Advances in technology are fundamentally transforming the way in which energy services can be provided, and are allowing services to be provided more efficiently. Standalone power systems, for example, use a mix of different technologies to allow individual customers continuous energy supply without the need for grid connection. Microgrids use intelligent technologies to enable consumers to become ‘prosumers’ and actively generate and trade power on a controlled platform that ensures continuous energy supply to a group or community of customers. Microgrids are expected to be particularly cost effective for small, remote communities that are currently rated as ‘high-cost customers’ relative to those located in larger towns. Synergies was engaged by Horizon Power to examine the scope for distributed energy resources and microgrids to create new economic opportunities for small and remote communities in northern Australia.
Microgrids are currently being explored as cost effective installations for small, remote communities in Northern Australia. In addition to cost-savings for a utility such as Horizon Power (which receives a subsidy from the WA government to services these communities), having access to lower cost energy could provide opportunities for remote communities to grow their local economy.
The emergence of microgrid technologies may also make it feasible for other essential services to be delivered at a local level. Instead of having multiple government agencies involved in supply of services, efficiency gains could be achieved through a single service provider – leveraging off the institutional arrangements developed for the microgrid. Potential services that could be delivered through this model include water and wastewater services, plumbing services, as well as telecommunications, gas and other infrastructure-related services.
Horizon Power engaged Synergies to further investigate the economics of these opportunities.
Synergies delivered three outputs to Horizon Power to assist it in early stage business development research into the opportunities associated with microgrids.
First, Synergies drew on developing country literature to assess the key factors and pre-conditions for economic development in poor and remote communities. We used this framework to examine the extent to which microgrids could present opportunities for communities to participate in power generation and establish new businesses, thus lifting local incomes and employment.
Second, a number of different models were identified for deploying microgrids in remote communities, characterised by differing degrees of local engagement in energy supply chain.
Third, the suitability of these models for particular community types was assessed and guidance provided on how to match models to communities best able to engage with them.
Four different models were identified by Synergies for deploying microgrids to remote communities. The models are differentiated from one another based on the commercial and institutional arrangements by which electricity is supplied and the extent to which a community can participate in the microgrid.

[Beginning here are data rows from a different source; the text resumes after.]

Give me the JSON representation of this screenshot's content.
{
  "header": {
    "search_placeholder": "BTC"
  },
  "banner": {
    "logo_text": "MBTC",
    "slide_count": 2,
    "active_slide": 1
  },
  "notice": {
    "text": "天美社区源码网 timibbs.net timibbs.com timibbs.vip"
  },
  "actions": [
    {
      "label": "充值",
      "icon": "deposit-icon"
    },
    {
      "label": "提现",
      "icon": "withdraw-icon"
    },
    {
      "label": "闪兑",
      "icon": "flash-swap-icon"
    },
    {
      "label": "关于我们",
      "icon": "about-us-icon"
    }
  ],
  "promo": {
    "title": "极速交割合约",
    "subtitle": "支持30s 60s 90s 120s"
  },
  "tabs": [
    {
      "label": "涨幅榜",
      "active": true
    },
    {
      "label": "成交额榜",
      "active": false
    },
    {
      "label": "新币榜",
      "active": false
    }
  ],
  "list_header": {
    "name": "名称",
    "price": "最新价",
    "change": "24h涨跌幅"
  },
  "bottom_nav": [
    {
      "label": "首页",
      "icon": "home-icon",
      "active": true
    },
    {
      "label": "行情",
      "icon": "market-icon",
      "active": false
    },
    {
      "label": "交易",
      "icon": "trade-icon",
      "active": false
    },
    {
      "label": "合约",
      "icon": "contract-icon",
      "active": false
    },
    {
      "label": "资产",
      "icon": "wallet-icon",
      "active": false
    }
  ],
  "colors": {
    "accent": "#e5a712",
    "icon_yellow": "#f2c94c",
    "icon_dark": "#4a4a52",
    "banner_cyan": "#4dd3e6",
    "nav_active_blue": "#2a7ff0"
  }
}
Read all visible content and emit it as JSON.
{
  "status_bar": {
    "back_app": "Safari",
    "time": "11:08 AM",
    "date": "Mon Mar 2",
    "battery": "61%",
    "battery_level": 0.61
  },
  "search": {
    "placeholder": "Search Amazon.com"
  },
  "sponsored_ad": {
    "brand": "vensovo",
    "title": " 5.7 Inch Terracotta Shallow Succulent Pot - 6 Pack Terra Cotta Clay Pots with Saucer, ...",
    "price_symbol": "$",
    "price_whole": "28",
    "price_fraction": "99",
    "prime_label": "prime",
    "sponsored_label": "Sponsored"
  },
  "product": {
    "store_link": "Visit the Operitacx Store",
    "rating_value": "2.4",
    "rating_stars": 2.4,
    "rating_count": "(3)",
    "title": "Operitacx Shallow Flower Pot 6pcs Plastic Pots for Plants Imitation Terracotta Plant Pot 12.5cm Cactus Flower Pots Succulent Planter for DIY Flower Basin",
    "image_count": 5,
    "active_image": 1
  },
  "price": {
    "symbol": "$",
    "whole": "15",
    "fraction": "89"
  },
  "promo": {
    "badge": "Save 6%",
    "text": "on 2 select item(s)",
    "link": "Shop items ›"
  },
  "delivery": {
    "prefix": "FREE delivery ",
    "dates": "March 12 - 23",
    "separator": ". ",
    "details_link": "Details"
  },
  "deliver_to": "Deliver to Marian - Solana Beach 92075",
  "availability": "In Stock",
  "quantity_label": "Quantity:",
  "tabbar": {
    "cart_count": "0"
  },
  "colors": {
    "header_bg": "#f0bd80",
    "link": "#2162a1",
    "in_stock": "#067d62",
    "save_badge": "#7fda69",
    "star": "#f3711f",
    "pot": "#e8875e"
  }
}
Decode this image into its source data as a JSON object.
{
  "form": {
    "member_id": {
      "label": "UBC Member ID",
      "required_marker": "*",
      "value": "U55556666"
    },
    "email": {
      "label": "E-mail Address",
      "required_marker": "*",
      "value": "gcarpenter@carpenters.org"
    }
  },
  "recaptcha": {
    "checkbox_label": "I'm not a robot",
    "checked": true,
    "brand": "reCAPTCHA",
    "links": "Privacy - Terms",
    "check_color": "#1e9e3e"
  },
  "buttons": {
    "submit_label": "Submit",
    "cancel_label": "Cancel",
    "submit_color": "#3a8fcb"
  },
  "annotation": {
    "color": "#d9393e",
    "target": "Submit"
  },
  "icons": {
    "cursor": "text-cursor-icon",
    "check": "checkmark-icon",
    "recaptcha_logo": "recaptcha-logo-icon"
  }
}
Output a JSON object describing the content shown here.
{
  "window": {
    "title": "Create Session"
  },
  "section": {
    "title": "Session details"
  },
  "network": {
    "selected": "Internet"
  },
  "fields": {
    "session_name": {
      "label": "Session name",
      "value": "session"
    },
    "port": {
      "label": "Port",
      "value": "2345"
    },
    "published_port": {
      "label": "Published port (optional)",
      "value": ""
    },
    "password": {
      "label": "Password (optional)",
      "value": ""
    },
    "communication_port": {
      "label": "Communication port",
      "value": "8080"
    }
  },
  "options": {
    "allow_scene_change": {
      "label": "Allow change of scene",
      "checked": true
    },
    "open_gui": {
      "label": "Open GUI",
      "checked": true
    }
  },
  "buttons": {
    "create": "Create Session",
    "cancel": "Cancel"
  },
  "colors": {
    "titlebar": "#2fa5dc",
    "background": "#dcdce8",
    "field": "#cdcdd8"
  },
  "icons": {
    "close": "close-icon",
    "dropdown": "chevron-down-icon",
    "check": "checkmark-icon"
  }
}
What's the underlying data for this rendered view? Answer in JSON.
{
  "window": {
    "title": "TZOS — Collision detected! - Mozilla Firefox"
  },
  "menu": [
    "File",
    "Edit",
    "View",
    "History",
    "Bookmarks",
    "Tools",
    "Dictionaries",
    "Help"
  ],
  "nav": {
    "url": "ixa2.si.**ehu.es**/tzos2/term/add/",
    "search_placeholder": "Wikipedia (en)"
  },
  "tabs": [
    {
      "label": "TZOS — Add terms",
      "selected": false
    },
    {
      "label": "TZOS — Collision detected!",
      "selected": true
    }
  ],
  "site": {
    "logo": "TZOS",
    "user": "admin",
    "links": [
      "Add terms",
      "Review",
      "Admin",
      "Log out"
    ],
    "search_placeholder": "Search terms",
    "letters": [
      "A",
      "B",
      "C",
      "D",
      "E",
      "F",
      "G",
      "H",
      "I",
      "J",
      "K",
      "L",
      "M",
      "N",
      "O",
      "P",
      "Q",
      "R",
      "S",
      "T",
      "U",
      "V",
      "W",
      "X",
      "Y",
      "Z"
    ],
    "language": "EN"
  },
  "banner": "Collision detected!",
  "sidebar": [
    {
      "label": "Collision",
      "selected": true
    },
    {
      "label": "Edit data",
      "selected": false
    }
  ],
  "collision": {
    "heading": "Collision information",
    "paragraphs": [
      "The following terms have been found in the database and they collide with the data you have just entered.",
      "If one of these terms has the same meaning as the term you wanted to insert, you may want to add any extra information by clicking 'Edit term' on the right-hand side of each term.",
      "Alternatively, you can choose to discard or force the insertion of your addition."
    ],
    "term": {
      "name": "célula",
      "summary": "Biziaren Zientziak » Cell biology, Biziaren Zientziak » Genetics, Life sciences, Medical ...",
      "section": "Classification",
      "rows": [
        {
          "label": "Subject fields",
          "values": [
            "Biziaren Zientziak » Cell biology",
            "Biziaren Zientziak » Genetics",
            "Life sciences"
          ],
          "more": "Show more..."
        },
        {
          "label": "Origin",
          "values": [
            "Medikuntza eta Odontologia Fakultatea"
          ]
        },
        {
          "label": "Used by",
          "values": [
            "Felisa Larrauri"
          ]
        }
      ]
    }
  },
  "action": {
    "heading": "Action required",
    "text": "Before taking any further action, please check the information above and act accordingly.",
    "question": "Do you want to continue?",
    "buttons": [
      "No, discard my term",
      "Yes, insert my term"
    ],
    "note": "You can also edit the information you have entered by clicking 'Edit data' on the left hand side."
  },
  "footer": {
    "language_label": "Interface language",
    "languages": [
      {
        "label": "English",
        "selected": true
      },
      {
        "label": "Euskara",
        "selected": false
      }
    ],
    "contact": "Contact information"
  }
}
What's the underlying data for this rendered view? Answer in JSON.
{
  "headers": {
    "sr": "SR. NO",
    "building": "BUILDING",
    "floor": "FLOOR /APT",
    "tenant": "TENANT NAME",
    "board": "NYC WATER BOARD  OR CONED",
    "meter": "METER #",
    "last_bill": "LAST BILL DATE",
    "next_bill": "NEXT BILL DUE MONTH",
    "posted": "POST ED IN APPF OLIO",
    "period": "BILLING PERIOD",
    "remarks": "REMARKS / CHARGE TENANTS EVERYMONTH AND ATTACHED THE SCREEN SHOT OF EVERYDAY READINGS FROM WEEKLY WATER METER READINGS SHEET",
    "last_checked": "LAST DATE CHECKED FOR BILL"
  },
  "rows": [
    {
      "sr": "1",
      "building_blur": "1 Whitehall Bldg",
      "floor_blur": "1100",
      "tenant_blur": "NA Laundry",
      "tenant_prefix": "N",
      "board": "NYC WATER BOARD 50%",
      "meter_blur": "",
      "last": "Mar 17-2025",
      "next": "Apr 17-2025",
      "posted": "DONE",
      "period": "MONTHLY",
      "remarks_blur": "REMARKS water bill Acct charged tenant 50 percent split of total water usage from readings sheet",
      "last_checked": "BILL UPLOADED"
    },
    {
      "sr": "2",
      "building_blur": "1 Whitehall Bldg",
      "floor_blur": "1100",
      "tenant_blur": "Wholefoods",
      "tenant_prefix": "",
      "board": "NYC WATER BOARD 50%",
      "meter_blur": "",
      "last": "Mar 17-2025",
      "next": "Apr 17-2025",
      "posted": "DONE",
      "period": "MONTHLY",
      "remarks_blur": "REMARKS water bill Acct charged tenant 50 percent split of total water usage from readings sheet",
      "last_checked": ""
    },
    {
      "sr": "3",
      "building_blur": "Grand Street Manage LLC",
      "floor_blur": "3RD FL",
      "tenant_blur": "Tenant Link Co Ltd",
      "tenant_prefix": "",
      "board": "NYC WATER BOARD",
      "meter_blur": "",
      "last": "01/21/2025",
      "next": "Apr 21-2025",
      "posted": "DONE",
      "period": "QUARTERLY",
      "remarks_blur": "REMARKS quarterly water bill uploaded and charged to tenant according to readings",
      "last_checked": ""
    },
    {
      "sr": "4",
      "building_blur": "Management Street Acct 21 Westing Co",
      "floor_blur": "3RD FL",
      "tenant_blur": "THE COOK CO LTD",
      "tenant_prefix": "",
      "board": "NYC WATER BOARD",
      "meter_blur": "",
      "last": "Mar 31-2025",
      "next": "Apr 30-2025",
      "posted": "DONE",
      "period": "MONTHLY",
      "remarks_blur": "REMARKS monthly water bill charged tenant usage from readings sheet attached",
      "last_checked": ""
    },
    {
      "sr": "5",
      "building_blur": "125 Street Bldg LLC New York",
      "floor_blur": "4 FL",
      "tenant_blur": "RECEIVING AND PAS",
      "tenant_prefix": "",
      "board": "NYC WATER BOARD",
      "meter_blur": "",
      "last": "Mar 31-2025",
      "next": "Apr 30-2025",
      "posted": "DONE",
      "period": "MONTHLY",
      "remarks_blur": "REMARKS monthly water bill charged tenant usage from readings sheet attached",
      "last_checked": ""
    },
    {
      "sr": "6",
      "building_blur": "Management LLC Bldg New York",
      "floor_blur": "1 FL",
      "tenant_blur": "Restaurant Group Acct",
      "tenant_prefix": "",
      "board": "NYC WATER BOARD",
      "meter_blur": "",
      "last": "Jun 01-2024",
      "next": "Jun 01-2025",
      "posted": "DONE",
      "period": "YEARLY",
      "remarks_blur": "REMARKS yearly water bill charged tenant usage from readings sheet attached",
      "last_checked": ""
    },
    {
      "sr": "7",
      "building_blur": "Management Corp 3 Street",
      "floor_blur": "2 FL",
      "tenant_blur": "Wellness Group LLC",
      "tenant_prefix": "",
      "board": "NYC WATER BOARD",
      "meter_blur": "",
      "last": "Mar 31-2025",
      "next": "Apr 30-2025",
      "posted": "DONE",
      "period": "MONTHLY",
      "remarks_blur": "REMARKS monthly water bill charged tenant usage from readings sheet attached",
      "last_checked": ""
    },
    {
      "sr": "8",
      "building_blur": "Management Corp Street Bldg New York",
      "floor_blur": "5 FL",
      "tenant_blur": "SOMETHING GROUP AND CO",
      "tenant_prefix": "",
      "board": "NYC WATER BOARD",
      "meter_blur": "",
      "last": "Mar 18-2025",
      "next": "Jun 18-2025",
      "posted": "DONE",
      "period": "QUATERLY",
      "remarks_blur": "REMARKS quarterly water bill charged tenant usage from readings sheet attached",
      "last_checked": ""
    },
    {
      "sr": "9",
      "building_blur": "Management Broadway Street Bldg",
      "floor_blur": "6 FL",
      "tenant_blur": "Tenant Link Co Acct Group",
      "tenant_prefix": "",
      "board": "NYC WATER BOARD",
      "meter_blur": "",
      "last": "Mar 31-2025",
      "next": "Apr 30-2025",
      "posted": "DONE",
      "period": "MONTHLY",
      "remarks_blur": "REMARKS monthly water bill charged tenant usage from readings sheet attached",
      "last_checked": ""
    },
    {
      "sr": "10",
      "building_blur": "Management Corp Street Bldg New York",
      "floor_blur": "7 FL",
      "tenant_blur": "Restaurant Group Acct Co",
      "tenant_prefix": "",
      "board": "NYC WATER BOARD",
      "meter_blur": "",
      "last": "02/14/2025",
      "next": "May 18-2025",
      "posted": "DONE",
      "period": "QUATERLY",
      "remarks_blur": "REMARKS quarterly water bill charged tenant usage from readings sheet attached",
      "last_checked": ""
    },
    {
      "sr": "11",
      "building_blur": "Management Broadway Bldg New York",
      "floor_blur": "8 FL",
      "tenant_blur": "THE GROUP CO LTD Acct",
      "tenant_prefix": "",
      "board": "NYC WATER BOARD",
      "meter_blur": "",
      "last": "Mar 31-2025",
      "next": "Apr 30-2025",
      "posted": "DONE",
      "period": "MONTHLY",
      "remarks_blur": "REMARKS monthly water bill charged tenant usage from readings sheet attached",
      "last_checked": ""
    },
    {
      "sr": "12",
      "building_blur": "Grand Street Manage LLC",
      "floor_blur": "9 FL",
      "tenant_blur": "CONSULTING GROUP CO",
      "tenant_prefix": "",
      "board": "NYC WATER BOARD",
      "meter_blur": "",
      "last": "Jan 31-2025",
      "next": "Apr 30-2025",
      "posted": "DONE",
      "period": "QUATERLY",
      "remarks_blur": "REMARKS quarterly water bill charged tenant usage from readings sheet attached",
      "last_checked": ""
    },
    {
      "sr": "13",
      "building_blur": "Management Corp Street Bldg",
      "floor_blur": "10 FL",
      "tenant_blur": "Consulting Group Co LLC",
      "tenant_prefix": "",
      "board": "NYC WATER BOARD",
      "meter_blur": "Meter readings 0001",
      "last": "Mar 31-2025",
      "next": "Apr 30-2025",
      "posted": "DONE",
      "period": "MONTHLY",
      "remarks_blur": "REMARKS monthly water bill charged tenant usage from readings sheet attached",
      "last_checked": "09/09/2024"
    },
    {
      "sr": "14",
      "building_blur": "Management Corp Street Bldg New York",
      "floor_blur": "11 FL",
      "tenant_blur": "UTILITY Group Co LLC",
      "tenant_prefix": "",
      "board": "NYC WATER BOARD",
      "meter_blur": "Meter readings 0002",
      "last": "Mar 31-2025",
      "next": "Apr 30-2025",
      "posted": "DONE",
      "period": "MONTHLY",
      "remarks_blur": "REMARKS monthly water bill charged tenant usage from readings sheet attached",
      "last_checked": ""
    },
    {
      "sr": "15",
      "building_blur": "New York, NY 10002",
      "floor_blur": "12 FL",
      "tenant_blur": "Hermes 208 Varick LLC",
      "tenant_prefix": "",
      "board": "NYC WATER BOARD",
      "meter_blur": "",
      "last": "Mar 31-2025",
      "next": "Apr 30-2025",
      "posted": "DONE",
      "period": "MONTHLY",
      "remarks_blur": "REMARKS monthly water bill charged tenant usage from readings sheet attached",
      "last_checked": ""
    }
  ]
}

There are likely to be many variants around the four models examined in the report. However, our aim was to present a suite of models that are distinctively different from each other and that can be matched to a community of a particular type, defined by set of characteristics.
The models also provided a means of identifying how microgrids could yield measurable economic benefits for remote communities.
The report demonstrated that there is a strong, ‘in principle’ case for deploying microgrids and distributed energy resources to remote communities. However, the extent to which a community will capitalise on the opportunities presented by this new technology will depend to a large degree on a town’s complement of natural assets, proximity to market, and the community’s entrepreneurial skills.